I. Par une requête enregistrée le 3 mars 2016 sous le n° 16NC00409, MmeD..., représentée par Me E..., demande à la cour :
1°) d'annuler le jugement n° 1501826 du tribunal administratif de Besançon ;
2°) d'annuler l'arrêté dont elle fait l'objet ;
3°) d'enjoindre au préfet du Doubs de lui délivrer le titre de séjour qu'elle avait sollicité ;
4°) de lui accorder le bénéfice de l'aide juridictionnelle provisoire ;
5°) de mettre à la charge de l'Etat le paiement à Me E... d'une somme de 900 euros en application de l'article 37 de la loi du 10 juillet 1991 relative à l'aide juridique.
Elle soutient que :
- le préfet a commis une erreur manifeste d'appréciation au regard des dispositions du 11° de l'article L. 313-11 du code de l'entrée et du séjour des étrangers et du droit d'asile ;
- la décision de refus de séjour méconnaît les stipulations de l'article 8 de la convention européenne de sauvegarde des droits de l'homme et des libertés fondamentales.
Par un mémoire en défense, enregistré le 7 juin 2016, le préfet du Doubs conclut au rejet de la requête.
Il soutient que les moyens soulevés par la requérante ne sont pas fondés.
Mme D...a été admise au bénéfice de l'aide juridictionnelle totale par une décision du 23 juin 2016.
II. Par une requête enregistrée le 3 mars 2016 sous le n° 16NC00410, M.D..., représenté par Me E..., demande à la cour :
1°) d'annuler le jugement n° 1501827 du tribunal administratif de Besançon ;
2°) d'annuler l'arrêté dont il fait l'objet ;
3°) d'enjoindre au préfet du Doubs de lui délivrer le titre de séjour qu'il avait sollicité ;
4°) de l'admettre au bénéfice de l'aide juridictionnelle provisoire ;
5°) de mettre à la charge de l'Etat le paiement à Me E...d'une somme de 900 euros en application de l'article 37 de la loi du 10 juillet 1991 relative à l'aide juridique.
Il soutient que :
- le préfet a commis une erreur manifeste d'appréciation au regard des dispositions du 11° de l'article L. 313-11 du code de l'entrée et du séjour des étrangers et du droit d'asile en refusant de délivrer un titre de séjour à son épouse ;
- la décision de refus de séjour méconnaît les stipulations de l'article 8 de la convention européenne de sauvegarde des droits de l'homme et des libertés fondamentales.

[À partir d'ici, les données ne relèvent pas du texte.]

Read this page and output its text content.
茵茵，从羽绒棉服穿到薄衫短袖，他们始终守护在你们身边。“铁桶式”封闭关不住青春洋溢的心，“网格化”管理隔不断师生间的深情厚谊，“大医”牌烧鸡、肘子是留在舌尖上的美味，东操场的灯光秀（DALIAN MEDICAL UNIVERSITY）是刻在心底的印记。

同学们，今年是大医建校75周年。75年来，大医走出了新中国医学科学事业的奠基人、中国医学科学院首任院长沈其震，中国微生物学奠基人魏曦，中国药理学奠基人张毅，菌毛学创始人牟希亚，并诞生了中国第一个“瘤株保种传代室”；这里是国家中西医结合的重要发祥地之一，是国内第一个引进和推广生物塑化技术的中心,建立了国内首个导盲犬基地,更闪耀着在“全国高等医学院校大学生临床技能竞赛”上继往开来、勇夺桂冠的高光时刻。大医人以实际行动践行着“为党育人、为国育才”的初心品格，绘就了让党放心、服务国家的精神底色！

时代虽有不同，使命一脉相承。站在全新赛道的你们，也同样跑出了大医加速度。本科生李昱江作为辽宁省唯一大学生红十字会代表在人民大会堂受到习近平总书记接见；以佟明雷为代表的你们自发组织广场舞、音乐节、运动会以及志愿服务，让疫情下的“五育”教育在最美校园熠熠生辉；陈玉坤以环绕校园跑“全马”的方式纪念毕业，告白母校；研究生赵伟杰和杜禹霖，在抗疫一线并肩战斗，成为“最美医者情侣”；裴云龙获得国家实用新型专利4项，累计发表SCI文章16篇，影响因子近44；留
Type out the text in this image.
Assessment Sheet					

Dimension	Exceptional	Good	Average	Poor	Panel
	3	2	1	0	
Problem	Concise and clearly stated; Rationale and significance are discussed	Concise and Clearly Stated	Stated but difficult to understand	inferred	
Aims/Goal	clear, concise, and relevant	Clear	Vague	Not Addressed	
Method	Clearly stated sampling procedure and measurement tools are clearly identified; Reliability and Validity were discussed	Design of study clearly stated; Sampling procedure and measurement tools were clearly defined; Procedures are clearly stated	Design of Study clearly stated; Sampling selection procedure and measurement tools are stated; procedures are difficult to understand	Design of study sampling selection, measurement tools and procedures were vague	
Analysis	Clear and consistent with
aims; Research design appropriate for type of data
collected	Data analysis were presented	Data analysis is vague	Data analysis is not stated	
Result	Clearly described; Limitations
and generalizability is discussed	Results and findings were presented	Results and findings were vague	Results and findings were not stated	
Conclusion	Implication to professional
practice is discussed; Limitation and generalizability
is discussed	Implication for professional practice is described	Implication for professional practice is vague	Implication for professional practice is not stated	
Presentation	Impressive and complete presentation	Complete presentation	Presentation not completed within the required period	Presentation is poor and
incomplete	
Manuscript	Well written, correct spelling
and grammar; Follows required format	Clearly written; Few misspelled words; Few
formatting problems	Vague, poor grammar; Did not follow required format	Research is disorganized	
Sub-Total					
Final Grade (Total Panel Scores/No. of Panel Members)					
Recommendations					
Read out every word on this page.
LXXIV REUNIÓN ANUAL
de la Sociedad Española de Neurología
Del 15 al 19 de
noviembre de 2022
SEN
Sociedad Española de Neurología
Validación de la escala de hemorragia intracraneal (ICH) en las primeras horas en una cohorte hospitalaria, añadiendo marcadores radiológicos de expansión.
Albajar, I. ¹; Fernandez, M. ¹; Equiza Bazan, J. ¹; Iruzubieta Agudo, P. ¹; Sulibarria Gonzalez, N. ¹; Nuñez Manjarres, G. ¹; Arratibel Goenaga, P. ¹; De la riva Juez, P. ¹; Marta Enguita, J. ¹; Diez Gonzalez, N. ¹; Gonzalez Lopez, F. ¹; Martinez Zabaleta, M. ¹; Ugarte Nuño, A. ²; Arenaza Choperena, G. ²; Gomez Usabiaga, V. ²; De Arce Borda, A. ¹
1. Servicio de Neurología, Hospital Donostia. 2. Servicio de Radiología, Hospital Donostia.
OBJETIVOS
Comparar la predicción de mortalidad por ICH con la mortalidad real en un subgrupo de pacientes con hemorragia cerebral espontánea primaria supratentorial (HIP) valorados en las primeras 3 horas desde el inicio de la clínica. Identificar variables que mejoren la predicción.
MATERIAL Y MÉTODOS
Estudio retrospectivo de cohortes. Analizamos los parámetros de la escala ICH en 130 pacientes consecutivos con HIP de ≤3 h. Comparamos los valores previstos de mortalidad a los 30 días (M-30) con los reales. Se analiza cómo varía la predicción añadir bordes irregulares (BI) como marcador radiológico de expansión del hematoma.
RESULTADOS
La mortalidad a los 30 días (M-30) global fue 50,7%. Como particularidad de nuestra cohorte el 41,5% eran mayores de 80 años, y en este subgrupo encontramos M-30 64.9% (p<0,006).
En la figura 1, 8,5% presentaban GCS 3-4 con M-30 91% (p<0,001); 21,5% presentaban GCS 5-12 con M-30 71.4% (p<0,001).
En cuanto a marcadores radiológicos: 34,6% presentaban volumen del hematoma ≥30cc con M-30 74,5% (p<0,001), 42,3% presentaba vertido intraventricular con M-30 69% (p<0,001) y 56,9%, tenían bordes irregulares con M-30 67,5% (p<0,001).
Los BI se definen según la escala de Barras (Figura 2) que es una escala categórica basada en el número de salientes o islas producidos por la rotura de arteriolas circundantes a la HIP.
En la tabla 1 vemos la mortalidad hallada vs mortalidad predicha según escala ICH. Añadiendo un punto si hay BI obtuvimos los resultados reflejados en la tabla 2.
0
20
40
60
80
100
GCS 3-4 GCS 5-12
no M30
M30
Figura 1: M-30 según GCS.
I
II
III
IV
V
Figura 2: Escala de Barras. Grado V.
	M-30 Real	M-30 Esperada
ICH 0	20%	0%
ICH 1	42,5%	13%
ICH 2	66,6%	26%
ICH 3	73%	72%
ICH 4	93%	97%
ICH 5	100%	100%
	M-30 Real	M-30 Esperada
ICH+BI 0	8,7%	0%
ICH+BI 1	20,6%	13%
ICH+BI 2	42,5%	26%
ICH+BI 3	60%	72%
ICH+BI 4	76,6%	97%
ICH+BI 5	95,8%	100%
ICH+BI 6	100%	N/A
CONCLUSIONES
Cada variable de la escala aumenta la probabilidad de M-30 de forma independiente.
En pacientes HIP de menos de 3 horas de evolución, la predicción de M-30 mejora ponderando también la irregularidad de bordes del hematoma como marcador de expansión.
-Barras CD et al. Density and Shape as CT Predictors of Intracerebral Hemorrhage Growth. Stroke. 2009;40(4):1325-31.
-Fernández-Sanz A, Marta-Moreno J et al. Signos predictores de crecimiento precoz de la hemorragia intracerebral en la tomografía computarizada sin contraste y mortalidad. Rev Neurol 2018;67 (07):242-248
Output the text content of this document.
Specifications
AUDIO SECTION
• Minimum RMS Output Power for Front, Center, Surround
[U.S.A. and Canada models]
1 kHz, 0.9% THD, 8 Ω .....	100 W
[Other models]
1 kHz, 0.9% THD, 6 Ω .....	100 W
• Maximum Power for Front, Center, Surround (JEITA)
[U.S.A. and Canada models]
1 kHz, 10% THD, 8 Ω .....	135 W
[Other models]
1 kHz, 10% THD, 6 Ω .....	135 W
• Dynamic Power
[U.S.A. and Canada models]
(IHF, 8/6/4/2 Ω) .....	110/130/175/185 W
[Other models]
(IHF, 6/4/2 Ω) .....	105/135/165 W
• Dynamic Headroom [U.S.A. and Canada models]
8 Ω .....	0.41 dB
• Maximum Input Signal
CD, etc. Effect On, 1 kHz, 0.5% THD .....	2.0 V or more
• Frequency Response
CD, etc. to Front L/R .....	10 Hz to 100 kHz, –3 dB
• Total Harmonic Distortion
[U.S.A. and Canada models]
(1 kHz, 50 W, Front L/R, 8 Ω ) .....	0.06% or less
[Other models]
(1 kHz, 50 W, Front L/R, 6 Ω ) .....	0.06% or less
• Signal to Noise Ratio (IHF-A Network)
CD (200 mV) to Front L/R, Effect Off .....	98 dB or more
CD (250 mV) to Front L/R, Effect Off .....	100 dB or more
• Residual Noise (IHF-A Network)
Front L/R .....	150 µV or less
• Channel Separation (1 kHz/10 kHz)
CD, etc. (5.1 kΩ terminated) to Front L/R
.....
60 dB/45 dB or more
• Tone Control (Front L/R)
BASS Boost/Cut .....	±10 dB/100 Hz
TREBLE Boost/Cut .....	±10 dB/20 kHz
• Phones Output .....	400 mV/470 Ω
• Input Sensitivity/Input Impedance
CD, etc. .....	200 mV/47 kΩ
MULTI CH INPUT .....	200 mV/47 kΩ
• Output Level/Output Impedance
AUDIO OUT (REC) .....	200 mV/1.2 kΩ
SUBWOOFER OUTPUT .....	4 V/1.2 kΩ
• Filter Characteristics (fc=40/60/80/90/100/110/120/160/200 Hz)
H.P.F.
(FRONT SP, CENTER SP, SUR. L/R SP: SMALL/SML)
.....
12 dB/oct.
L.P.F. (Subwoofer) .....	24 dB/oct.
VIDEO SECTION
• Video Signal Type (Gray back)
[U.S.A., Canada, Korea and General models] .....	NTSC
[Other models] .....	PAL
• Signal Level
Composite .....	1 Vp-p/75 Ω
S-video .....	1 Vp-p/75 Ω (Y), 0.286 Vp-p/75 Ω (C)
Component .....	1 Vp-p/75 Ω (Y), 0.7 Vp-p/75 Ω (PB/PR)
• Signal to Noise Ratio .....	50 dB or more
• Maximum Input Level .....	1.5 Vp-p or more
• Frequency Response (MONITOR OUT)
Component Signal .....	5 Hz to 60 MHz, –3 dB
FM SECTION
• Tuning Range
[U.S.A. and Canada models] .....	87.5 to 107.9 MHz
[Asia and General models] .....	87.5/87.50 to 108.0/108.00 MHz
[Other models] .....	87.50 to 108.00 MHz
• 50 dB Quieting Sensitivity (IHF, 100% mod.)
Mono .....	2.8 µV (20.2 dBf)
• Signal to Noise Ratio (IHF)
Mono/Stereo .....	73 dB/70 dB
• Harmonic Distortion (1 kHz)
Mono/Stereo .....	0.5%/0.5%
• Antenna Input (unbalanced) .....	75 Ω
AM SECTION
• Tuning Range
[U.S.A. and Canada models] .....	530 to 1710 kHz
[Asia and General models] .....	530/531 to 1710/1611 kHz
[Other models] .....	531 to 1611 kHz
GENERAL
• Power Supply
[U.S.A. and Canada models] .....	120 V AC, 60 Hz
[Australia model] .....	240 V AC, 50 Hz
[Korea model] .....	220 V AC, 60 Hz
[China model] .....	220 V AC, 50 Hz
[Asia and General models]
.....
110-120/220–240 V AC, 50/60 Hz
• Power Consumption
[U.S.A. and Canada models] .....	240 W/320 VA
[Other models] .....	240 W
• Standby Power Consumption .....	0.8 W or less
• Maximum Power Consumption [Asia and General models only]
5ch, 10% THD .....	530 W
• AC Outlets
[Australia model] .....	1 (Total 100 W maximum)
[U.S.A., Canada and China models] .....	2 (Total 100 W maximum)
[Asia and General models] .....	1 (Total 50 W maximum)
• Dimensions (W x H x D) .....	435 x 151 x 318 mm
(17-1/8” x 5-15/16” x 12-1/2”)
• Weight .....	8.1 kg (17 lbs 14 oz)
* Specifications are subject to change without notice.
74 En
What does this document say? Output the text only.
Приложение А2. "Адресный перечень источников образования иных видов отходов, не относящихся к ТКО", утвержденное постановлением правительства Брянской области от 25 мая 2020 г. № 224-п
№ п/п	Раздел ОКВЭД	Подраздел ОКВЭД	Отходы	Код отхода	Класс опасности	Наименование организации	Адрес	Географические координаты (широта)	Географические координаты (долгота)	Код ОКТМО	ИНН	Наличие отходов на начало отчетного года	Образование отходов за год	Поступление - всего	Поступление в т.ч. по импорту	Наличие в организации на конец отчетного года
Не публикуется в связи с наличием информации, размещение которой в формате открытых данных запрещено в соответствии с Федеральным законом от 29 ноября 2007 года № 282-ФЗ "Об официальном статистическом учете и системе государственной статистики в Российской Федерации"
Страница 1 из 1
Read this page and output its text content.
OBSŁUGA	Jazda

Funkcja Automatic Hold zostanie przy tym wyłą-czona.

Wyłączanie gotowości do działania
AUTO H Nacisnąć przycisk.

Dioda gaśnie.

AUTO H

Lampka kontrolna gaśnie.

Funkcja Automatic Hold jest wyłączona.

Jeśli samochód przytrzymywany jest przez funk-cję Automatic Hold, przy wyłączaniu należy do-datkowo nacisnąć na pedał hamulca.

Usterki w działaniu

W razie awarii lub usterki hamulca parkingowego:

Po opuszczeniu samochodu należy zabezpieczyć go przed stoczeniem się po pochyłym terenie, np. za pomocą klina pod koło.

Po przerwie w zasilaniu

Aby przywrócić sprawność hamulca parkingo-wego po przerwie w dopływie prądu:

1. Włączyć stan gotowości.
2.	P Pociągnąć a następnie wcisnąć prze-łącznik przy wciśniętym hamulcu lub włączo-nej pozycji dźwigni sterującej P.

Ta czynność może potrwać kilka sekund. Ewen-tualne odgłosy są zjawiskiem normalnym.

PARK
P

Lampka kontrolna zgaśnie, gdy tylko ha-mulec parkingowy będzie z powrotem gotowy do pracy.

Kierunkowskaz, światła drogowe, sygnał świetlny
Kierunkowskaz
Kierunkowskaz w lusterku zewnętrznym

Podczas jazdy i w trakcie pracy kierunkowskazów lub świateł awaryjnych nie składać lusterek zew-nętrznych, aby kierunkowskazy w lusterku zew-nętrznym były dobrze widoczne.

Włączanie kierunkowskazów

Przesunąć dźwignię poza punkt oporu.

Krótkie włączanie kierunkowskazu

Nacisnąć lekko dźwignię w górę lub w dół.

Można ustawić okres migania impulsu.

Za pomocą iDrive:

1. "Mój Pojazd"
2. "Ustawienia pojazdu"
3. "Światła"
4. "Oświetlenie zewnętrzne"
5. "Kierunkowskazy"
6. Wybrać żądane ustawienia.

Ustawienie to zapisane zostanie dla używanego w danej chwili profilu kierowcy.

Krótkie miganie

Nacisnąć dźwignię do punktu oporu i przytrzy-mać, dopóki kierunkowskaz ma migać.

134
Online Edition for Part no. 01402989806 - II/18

Par un mémoire en défense, enregistré le 7 juin 2016, le préfet du Doubs conclut au rejet de la requête.
Il soutient que les moyens soulevés par le requérant ne sont pas fondés.
M. D...a été admis au bénéfice de l'aide juridictionnelle totale par une décision du 23 juin 2016.
Vu :
- les autres pièces du dossier ;
- la convention européenne de sauvegarde des droits de l'homme et des libertés fondamentales ;
- le code de l'entrée et du séjour des étrangers et du droit d'asile ;
- le code de justice administrative.
Les parties ont été régulièrement averties du jour de l'audience.
Le président de la formation de jugement a dispensé le rapporteur public, sur sa proposition, de prononcer des conclusions à l'audience.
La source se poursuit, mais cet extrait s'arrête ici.